Le centre de gravité d’une masse est là où se trouvent réunies la plus grande quantité des molécules qui la constituent, et le déplacement du centre de gravité entraîne celui de la masse entière. Il en est de même du centre de gravité des forces à la guerre. Qu’il s’agisse de l’armée d’une seule puissance ou des armées réunies de plusieurs puissances alliées, les forces militaires de toute partie belligérante présentent une certaine unité et, par suite, une certaine cohésion. Or, partout où il y a cohésion, la théorie du centre de gravité est applicable. Il existe donc, parmi ces forces armées, certains centres de gravité aux mouvements et à la direction desquels les autres points restent invariablement soumis, et ces centres de gravité se trouvent là où les forces armées sont réunies en plus grandes quantités. Or, à la guerre comme en mécanique, la force de l’action contre le centre de gravité doit être calculée en raison de la cohésion des molécules, et, si le choc est plus fort que la résistance ne l’exige, le coup porte en partie en l’air et il y a dépense inutile de force.

Nous appellerons ici incidemment l’attention sur la différence qui ne peut manquer de se produire entre la consistance d’une armée conduite par un chef unique sous une seule et même bannière, et celle d’une force armée coalisée composée de contingents de nationalités diverses, et dont, souvent, les différentes bases d’opérations se trouvent extrêmement éloignées les unes des autres. Dans le premier cas, la cohésion et l’unité peuvent être portées à leur plus haut degré, dans le second, l’unité n’existera souvent que dans l’objectif politique commun, et la connexion, toujours faible, sera, parfois, tout à fait illusoire.

Mais revenons à notre sujet. On voit qu’il faut ici éviter toute exagération, car si, d’un côté, la puissance que l’on veut donner au choc exige une grande concentration des forces, de l’autre, les forces que l’on y consacrerait en trop seraient inutilement dépensées et, par suite, feraient défaut sur d’autres points.

Distinguer ces centres de gravité, ces centres de masse dans l’armée ennemie, et reconnaître l’étendue de leurs sphères d’action constitue donc l’un des principaux actes du jugement stratégique, et l’on doit, sans cesse, chercher à se rendre compte de l’influence qu’exercera, sur chacune des deux armées opposées, tout mouvement en avant ou en retraite d’une partie quelconque de leurs forces.
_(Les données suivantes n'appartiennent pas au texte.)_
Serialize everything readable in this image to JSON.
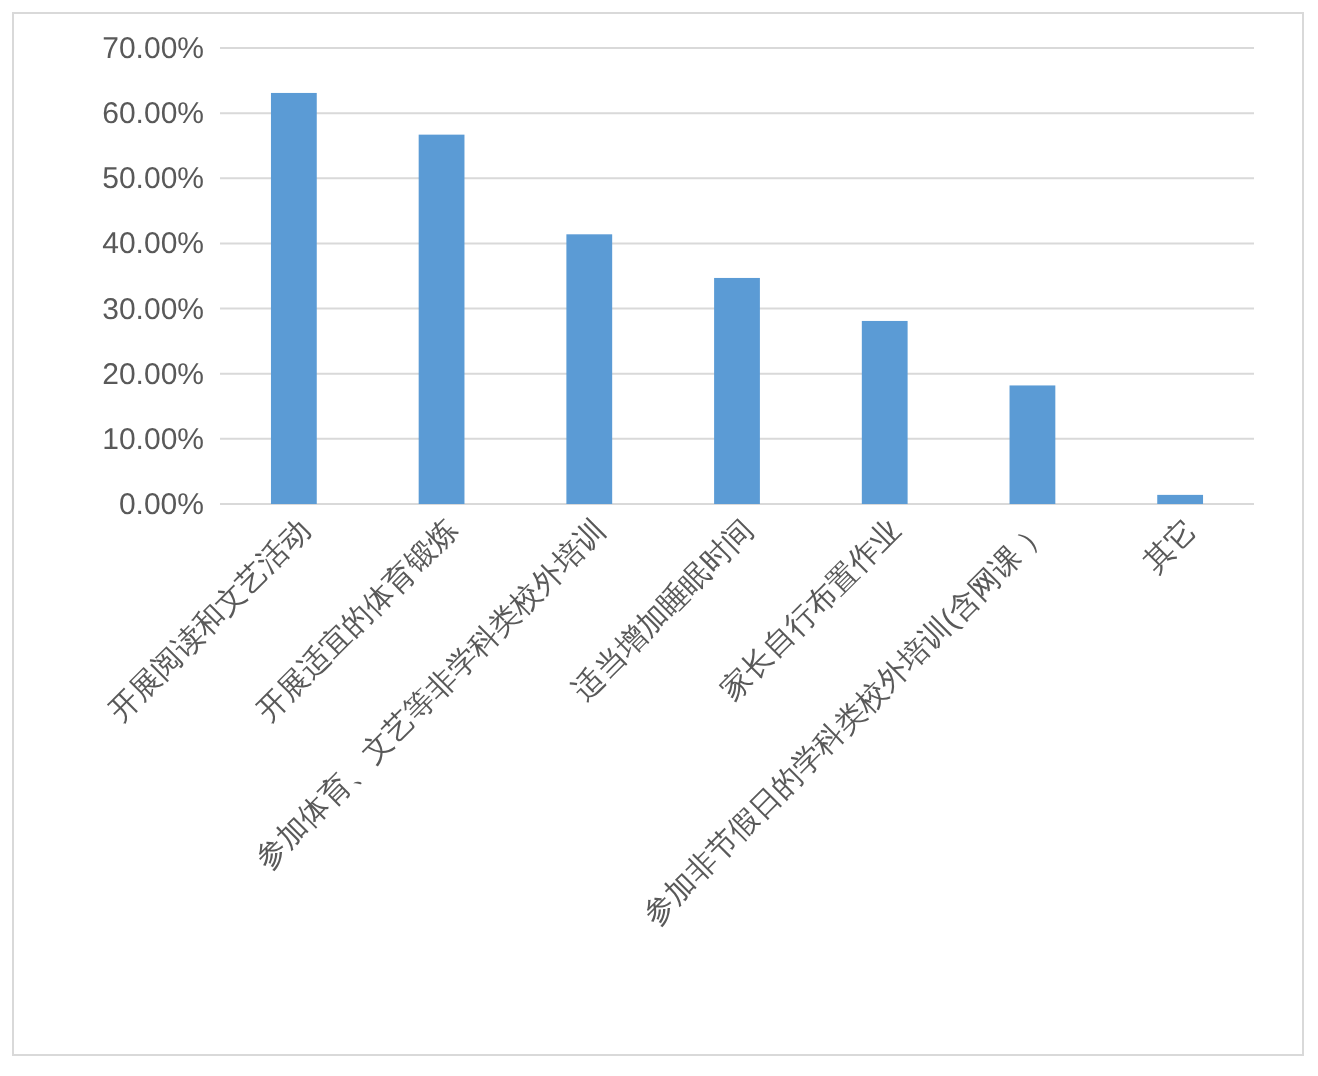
{
  "chart_data": {
    "type": "bar",
    "categories": [
      "开展阅读和文艺活动",
      "开展适宜的体育锻炼",
      "参加体育、文艺等非学科类校外培训",
      "适当增加睡眠时间",
      "家长自行布置作业",
      "参加非节假日的学科类校外培训(含网课 ）",
      "其它"
    ],
    "values": [
      63.1,
      56.7,
      41.4,
      34.7,
      28.1,
      18.2,
      1.4
    ],
    "color": "#5b9bd5",
    "ylim": [
      0,
      70
    ],
    "yticks": [
      {
        "value": 0,
        "label": "0.00%"
      },
      {
        "value": 10,
        "label": "10.00%"
      },
      {
        "value": 20,
        "label": "20.00%"
      },
      {
        "value": 30,
        "label": "30.00%"
      },
      {
        "value": 40,
        "label": "40.00%"
      },
      {
        "value": 50,
        "label": "50.00%"
      },
      {
        "value": 60,
        "label": "60.00%"
      },
      {
        "value": 70,
        "label": "70.00%"
      }
    ],
    "grid": "y"
  }
}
Nous ne formulons ici aucune théorie nouvelle. Telle a été, à toutes les époques, le fond, la base des procédés de tous les chefs d’armée.

Dans le dernier livre de cet ouvrage, nous pourrons enfin faire connaître l’extrême influence que l’idée du centre de masse de la puissance militaire de l’ennemi exerce sur le plan de guerre. Il faut nous contenter, pour le moment, de nous rendre compte des motifs qui imposent la division des forces armées. Deux intérêts opposés se trouvent ici en présence. Le premier, la possession du territoire, tend à diviser les forces armées ; le second, le choc contre le centre de puissance de l’ennemi, les réunit de nouveau dans une certaine mesure.

Telle est l’origine des différents théâtres de guerre ou domaines distincts d’opérations des armées.

Un théâtre de guerre est donc une portion de territoire délimitée de telle sorte que toute action décisive, y soit produite par le gros des forces armées qui l’occupent, étende immédiatement son influence à la totalité du théâtre de guerre et entraîne dans ses résultats tout ce que celui-ci renferme. Nous disons immédiatement, car toute action décisive produite sur un théâtre de guerre doit naturellement aussi exercer une influence plus ou moins prononcée sur les théâtres de guerre voisins.

Un théâtre de guerre, quelles que soient ses dimensions, et la force armée qui l’occupe, quel que soit l’effectif de celle-ci, constituent donc une unité qui a son centre de puissance. La décision dépendra uniquement de l’action de ce centre de puissance. Se maintenir sur ce point et en rester maître, c’est, dans la plus large acception du mot, défendre le théâtre de guerre.